Pakistan is all set to import a huge quantity of Liquefied Natural Gas (LNG) annually from Qatar on government-to-government agreement basis, said Dr Asim Hussain, Advisor to the Prime Minister on Petroleum and Natural Resources. He was briefing the media on the achievements made by the incumbent government, here on Tuesday. Dr Asim said that the ministry of petroleum was going to move a summary on Wednesday (today) regarding the import of LNG from Qatar.
He said that the government was going to import LNG from Qatar on government-to-government agreement basis after it was stopped by the court to go ahead with the LNG import project. He disclosed that the Qatar government had agreed to reduce the commodity price and Pakistan would import 200 million tons of LNG annually from the country.

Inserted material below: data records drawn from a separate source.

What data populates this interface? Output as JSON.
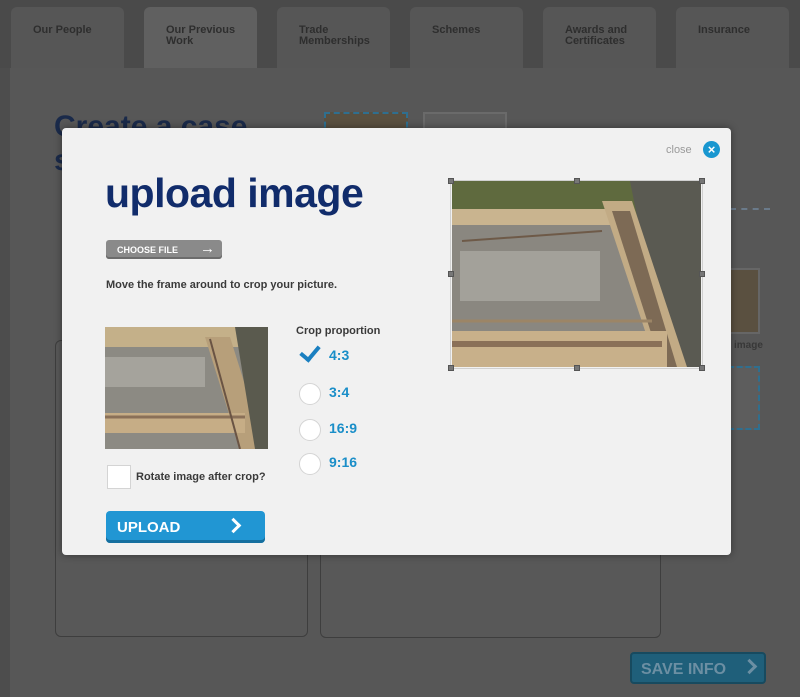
{
  "tabs": [
    {
      "label": "Our People"
    },
    {
      "label": "Our Previous\nWork"
    },
    {
      "label": "Trade\nMemberships"
    },
    {
      "label": "Schemes"
    },
    {
      "label": "Awards and\nCertificates"
    },
    {
      "label": "Insurance"
    }
  ],
  "background": {
    "title": "Create a case\nstudy",
    "save_label": "SAVE INFO",
    "side_label": "image"
  },
  "modal": {
    "close_label": "close",
    "heading": "upload image",
    "choose_file_label": "CHOOSE FILE",
    "instruction": "Move the frame around to crop your picture.",
    "crop_title": "Crop proportion",
    "options": [
      {
        "label": "4:3",
        "checked": true
      },
      {
        "label": "3:4",
        "checked": false
      },
      {
        "label": "16:9",
        "checked": false
      },
      {
        "label": "9:16",
        "checked": false
      }
    ],
    "rotate_label": "Rotate image after crop?",
    "upload_label": "UPLOAD"
  },
  "colors": {
    "accent": "#1997d0",
    "heading": "#112c6b",
    "overlay": "#4d4d4d"
  }
}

To finance the imported gas projects, the government had imposed Gas Infrastructure Development Cess (GIDC) on industrial, fertiliser and CNG sectors, he said, adding that within three years Pakistan would generate sufficient funds to finance these projects through GIDC.
He further said that the government was all set to divide gas utilities to minimise losses on account of Unaccounted for Gas and bring reforms in accordance with the international standards. Dr Asim said that to deal with the gas shortage, the government had undertaken numerous steps during the past five years.

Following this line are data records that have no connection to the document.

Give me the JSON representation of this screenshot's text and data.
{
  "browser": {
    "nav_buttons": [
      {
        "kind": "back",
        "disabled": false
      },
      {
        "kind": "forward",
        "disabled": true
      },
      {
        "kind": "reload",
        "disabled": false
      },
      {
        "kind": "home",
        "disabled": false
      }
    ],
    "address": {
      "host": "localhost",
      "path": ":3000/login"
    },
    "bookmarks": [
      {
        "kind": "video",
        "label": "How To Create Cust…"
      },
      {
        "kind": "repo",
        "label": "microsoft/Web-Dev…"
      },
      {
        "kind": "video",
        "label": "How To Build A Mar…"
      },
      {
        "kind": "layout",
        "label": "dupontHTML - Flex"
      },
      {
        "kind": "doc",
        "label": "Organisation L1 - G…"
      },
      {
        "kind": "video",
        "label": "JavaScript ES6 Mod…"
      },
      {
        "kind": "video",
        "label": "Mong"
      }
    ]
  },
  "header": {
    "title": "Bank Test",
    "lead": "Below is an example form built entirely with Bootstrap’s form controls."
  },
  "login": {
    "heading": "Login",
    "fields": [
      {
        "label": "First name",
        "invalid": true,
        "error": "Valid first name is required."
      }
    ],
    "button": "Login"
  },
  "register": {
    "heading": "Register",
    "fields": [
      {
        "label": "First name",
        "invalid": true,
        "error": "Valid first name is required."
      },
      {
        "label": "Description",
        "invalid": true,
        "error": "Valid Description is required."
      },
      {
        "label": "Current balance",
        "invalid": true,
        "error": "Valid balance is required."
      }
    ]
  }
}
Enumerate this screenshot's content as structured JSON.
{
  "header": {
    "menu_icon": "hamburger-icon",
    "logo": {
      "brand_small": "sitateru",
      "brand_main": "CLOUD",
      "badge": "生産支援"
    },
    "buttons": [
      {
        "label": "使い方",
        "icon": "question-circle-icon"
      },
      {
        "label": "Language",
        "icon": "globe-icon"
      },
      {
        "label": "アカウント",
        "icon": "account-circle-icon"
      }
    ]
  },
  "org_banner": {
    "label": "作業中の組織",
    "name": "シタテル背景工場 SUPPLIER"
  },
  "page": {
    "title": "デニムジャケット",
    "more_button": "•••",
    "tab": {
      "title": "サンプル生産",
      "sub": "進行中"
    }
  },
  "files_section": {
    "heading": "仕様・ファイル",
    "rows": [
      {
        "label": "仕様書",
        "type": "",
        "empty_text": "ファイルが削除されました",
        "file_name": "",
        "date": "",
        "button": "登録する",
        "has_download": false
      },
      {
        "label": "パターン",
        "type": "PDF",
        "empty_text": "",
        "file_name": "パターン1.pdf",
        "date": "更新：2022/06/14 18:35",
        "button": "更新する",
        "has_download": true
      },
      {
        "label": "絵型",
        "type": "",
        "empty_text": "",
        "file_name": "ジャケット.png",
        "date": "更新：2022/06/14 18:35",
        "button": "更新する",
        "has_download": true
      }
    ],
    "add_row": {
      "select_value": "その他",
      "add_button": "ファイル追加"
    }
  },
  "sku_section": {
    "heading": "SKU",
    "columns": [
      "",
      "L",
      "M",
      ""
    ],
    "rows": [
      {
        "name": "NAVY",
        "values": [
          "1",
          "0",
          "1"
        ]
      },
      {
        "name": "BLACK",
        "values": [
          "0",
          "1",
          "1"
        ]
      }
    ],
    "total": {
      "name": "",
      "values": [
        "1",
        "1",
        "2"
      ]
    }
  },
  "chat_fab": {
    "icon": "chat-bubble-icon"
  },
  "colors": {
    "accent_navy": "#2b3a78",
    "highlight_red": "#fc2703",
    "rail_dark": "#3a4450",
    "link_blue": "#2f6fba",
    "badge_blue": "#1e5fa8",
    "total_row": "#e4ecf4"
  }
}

He said that to expedite oil and gas exploration the government was encouraging E&P companies to undertake offshore exploration. Dr Asim said that the government had notified Petroleum (Exploration and Production) Policy 2012, which offered a maximum price of $6.5 per million British Thermal Units (mmbtu) for onshore and a maximum of $9 per mmbtu for offshore oil and gas discoveries.

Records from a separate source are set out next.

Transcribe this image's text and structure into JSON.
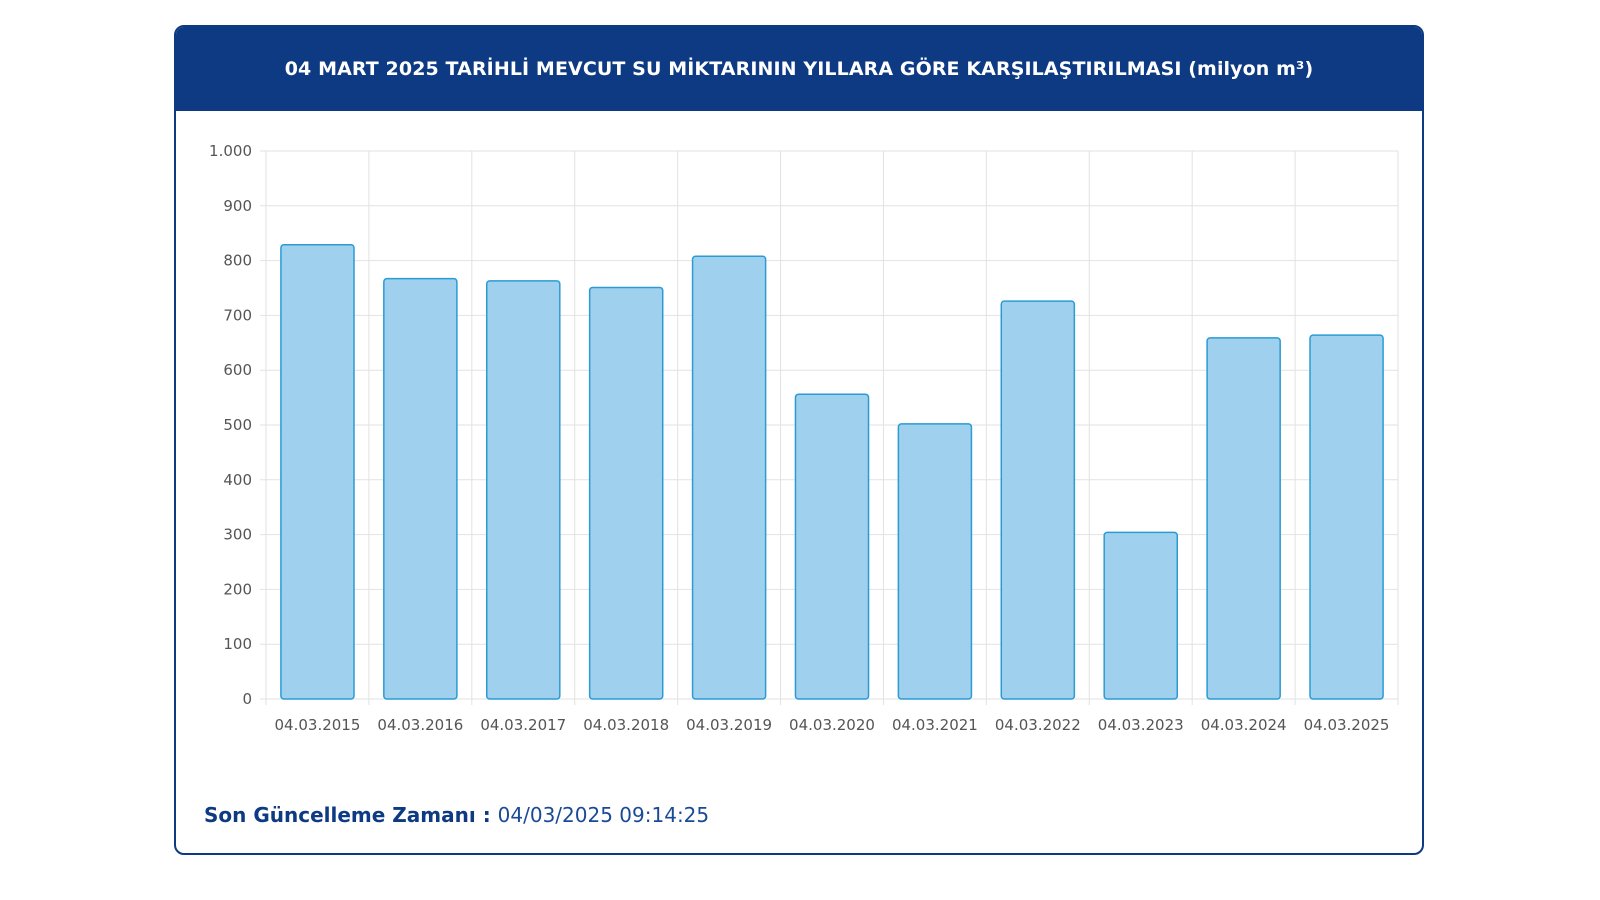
{
  "header": {
    "title": "04 MART 2025 TARİHLİ MEVCUT SU MİKTARININ YILLARA GÖRE KARŞILAŞTIRILMASI (milyon m³)"
  },
  "footer": {
    "label": "Son Güncelleme Zamanı",
    "separator": " : ",
    "value": "04/03/2025 09:14:25"
  },
  "colors": {
    "header_bg": "#0d3a82",
    "bar_fill": "#9fd0ee",
    "bar_stroke": "#2b9bd2",
    "grid": "#e2e2e2",
    "tick_text": "#555555"
  },
  "chart_data": {
    "type": "bar",
    "categories": [
      "04.03.2015",
      "04.03.2016",
      "04.03.2017",
      "04.03.2018",
      "04.03.2019",
      "04.03.2020",
      "04.03.2021",
      "04.03.2022",
      "04.03.2023",
      "04.03.2024",
      "04.03.2025"
    ],
    "values": [
      829,
      767,
      763,
      751,
      808,
      556,
      502,
      726,
      304,
      659,
      664
    ],
    "ylim": [
      0,
      1000
    ],
    "yticks": [
      0,
      100,
      200,
      300,
      400,
      500,
      600,
      700,
      800,
      900,
      1000
    ],
    "ytick_labels": [
      "0",
      "100",
      "200",
      "300",
      "400",
      "500",
      "600",
      "700",
      "800",
      "900",
      "1.000"
    ],
    "grid": true,
    "legend": "none"
  }
}
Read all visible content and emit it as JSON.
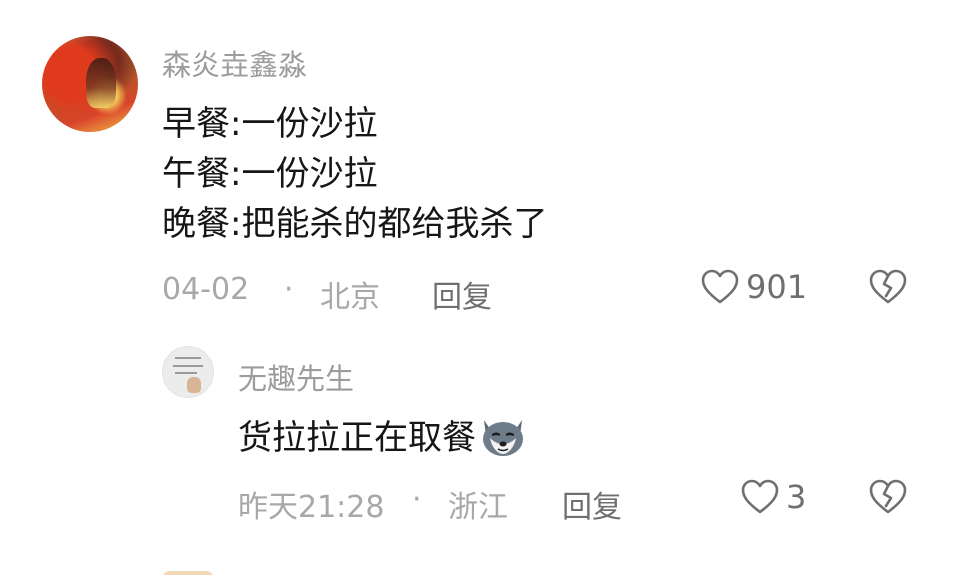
{
  "comment": {
    "username": "森炎垚鑫淼",
    "lines": [
      "早餐:一份沙拉",
      "午餐:一份沙拉",
      "晚餐:把能杀的都给我杀了"
    ],
    "date": "04-02",
    "separator": "·",
    "location": "北京",
    "reply_label": "回复",
    "like_count": "901"
  },
  "reply": {
    "username": "无趣先生",
    "text": "货拉拉正在取餐",
    "emoji": "husky-dog-emoji",
    "date": "昨天21:28",
    "separator": "·",
    "location": "浙江",
    "reply_label": "回复",
    "like_count": "3"
  },
  "icons": {
    "like": "heart-outline-icon",
    "dislike": "broken-heart-icon"
  },
  "colors": {
    "username": "#9c9c9c",
    "content": "#161616",
    "meta": "#a8a8a8",
    "action": "#6f6f6f"
  }
}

He was of the view that in order to overcome the energy crisis, the country needed to undertake Iran-Pakistan (IP), Turkmenistan-Afghanistan-Pakistan-India (TAPI), Liquefied Natural Gas (LNG) and Liquefied Petroleum Gas (LPG) air-mix projects. He said that the government would soon sign an agreement with Iranian government for setting up a modern and the biggest oil refinery in the country with daily refining capacity of 0.4 million barrels. The government had asked the local refineries to upgrade their units as per international standards and by the end of 2015 only Euro-II standard diesel would be allowed in the country, he added.
He further said that to upgrade the local refining units an estimated cost of $2.4 billion was projected of which 20 percent would be borne by the government. Dr Asim said that the government had decided in principle to break up the Sui Northern Gas Pipeline Limited (SNGPL) and Sui Southern Gas Company Limited (SSGC) to minimise the UFG and bring the latest reforms in the gas distribution system.
He said that to resolve the ever-increasing gas prices of fertiliser in the country, the government had arranged provision of gas to fertiliser plants from gas fields directly, which would help reduce farm products prices, besides increasing the produce. Dr Asim said that at present the government was unable to restore seven days a week gas supply to CNG stations.